Moreover, when Paul was in Athens (Acts 17), a city completely given over to idolatry, cultic practices, and mystery religions, his preaching of Jesus to the people was a curiosity. His message was so unique that it caught the attention of the local authorities who brought him into a meeting to have him explain his “religion” (Acts 17:22ff.). After Paul brought up the Resurrection of Christ, most of the people mocked, because the idea of a dead man rising back to life was unheard of. No one said, “There is nothing really new about this Paul’s beliefs, this stuff sounds just like any other “mystery” religion.”
– And then fourthly, Christianity experienced periods of violent persecution for at least the first 200 years of its existence. In addition to severe state sponsored persecution, there were secular critics who wrote against the Christian faith. None of those critics ever attempted to debunk Christianity as being an off-shoot of Mithraism or a copy-cat of any other known mystery cult. If Christianity was nothing more than a collection of already pre-existent myths found in other ancient mystery religions, then there would be no need to persecute the Church or write against its beliefs.

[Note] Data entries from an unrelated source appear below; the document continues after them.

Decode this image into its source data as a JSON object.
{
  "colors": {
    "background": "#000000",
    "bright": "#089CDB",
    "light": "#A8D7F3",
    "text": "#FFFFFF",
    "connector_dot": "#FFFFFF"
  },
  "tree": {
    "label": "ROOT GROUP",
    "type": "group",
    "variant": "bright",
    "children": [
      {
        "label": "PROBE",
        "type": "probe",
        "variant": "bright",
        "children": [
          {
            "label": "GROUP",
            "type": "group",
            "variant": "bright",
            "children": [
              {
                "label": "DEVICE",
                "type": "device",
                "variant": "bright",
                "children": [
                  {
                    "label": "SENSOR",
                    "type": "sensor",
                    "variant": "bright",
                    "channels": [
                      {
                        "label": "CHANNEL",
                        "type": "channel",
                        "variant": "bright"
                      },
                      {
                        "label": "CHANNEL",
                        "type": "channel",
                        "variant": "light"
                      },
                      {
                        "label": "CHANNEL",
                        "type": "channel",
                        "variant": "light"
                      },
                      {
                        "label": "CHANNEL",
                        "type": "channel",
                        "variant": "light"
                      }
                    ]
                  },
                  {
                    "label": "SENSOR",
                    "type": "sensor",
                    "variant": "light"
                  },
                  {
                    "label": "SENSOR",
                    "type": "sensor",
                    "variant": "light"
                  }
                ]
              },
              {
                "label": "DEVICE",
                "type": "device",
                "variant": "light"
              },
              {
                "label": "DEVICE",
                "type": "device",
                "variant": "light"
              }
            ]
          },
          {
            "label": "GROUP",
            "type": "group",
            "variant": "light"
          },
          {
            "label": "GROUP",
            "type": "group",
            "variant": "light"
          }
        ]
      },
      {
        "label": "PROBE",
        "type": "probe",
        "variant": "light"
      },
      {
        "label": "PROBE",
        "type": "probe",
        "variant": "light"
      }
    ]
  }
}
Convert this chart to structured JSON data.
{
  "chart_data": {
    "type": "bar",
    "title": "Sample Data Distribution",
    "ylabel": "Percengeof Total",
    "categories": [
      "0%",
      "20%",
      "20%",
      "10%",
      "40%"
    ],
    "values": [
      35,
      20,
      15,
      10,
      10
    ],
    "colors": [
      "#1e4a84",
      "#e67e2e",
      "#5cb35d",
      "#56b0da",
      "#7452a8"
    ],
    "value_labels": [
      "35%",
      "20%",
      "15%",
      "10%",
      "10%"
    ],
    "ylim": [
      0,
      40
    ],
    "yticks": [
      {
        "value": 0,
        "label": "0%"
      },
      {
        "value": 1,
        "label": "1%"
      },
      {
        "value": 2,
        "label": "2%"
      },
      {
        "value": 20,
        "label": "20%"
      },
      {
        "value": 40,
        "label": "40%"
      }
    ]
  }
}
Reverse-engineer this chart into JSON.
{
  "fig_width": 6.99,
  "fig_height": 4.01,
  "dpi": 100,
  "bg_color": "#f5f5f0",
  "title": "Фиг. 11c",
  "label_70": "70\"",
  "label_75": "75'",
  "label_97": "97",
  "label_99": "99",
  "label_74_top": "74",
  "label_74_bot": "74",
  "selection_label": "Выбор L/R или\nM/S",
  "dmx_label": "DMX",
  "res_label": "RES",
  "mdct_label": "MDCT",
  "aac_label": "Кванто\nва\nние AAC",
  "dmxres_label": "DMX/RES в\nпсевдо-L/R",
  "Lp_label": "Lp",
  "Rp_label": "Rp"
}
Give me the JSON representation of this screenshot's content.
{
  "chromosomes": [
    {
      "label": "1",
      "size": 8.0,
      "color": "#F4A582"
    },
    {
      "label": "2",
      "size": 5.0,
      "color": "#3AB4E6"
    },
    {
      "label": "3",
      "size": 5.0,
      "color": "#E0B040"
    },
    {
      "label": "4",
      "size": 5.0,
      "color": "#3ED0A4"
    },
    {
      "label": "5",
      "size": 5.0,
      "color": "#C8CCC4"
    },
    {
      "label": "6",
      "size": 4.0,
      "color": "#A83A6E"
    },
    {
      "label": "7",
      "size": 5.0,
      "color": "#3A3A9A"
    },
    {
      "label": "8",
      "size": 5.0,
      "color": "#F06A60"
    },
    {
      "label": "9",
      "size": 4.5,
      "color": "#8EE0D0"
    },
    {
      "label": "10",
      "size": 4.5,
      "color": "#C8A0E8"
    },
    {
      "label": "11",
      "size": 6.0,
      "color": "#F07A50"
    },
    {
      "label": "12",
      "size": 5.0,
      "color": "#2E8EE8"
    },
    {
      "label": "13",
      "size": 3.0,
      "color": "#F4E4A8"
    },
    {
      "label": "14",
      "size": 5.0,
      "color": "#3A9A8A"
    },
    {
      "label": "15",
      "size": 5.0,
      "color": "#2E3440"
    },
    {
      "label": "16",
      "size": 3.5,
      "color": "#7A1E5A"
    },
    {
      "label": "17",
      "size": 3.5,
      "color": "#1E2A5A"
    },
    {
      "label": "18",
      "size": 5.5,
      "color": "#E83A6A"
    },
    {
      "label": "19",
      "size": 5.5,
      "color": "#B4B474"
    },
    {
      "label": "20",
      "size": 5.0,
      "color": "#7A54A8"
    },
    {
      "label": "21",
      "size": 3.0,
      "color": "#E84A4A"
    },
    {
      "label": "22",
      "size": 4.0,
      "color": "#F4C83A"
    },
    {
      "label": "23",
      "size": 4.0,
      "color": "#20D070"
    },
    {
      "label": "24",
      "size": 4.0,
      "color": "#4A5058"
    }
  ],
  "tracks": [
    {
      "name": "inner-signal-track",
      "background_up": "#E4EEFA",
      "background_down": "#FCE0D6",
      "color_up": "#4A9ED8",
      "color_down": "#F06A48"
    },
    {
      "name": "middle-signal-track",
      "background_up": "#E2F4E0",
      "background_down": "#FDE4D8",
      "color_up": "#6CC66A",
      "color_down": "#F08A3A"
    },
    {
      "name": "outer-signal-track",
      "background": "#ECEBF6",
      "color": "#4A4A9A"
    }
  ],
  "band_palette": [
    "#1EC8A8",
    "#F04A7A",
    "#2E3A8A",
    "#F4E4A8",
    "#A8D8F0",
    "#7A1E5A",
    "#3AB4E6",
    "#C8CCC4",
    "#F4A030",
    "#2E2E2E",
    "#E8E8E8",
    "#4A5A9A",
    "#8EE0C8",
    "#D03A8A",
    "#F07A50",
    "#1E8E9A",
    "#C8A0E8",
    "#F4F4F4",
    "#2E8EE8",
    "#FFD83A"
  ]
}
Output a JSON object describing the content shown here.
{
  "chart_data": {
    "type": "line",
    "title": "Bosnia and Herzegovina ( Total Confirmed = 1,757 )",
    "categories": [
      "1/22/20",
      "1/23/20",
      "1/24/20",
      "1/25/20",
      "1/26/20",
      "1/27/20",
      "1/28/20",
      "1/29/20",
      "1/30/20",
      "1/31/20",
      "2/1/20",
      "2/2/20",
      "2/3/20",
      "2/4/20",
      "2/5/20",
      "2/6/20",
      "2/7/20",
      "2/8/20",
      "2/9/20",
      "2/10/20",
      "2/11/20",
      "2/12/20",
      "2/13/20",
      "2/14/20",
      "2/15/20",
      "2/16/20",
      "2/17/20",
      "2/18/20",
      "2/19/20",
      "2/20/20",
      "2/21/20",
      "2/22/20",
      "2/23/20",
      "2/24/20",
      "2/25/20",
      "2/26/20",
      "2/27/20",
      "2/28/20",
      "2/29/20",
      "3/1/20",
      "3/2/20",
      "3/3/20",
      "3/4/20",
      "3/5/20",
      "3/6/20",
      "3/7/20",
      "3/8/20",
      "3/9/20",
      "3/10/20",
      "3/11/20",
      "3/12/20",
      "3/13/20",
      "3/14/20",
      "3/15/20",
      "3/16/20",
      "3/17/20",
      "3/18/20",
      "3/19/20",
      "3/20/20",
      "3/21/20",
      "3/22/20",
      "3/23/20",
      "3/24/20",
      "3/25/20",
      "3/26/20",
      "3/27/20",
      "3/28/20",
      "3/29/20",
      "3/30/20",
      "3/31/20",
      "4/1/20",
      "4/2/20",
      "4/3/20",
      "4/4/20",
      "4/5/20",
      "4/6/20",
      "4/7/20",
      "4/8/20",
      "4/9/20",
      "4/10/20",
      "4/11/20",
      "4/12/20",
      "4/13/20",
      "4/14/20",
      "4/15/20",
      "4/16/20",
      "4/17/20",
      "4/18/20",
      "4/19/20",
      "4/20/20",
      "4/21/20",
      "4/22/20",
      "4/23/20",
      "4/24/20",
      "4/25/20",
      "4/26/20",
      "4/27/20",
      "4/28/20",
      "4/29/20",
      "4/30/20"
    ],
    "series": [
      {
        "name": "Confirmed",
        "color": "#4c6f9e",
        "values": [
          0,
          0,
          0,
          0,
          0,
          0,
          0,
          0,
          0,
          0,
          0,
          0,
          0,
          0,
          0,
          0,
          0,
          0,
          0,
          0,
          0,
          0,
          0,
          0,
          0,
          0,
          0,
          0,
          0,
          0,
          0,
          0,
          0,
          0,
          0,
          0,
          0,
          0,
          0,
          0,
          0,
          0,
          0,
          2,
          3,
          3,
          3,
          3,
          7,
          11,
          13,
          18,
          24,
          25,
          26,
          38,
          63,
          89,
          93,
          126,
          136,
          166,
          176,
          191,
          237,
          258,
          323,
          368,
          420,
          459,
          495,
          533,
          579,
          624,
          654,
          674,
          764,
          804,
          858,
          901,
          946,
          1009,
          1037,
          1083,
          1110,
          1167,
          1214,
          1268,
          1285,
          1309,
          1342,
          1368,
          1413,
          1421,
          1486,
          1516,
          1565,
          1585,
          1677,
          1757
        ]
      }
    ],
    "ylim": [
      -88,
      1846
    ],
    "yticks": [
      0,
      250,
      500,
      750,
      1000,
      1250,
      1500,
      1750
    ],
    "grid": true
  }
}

Why would anyone be threatened by another mystery religion with similar myths already believed and practiced by adherents of other similar faiths? Secular critics of Christianity accused Christians of atheism, because they refused to acknowledge the other gods. No other mystery religion was a threat to the social fabric of the times, because no other mystery religion god told its followers to abandon idolatry and believe in an historical person, or to turn from pagan temples and religious prostitutes to serving the One True God and living a life of ethical holiness.
Chaz ends his lengthy screed by offering a final word. He says that his 20 points are just a smattering of the problems with Christianity. He then states that even if a half of what he wrote, or maybe even two-thirds or even three-quarters, was discounted, the fact that Christianity must be abandoned would remain. That is a rather bold claim; however, I believe my meager responses show that it is really an embarrassingly laughable claim. Moreover, what he has to offer as a suitable philosophical replacement is unworkable in the real world.
Chaz is an obscure, amateur philosophy hack who has access to the internet. I just stumbled upon his online booklet from another obscure atheist site. I took on his claims, not only for the blog fodder, but to show how Christianity can easily answer the prattlings of a fool. Chaz represents the type of Bible critic most Christians will encounter in the class room, or at work in the break room, or at the family reunions and holiday get togethers. Though I have taken a while to respond, I do hope I have offered some stepping stones for my readers to use when they encounter the Chazes in their lives.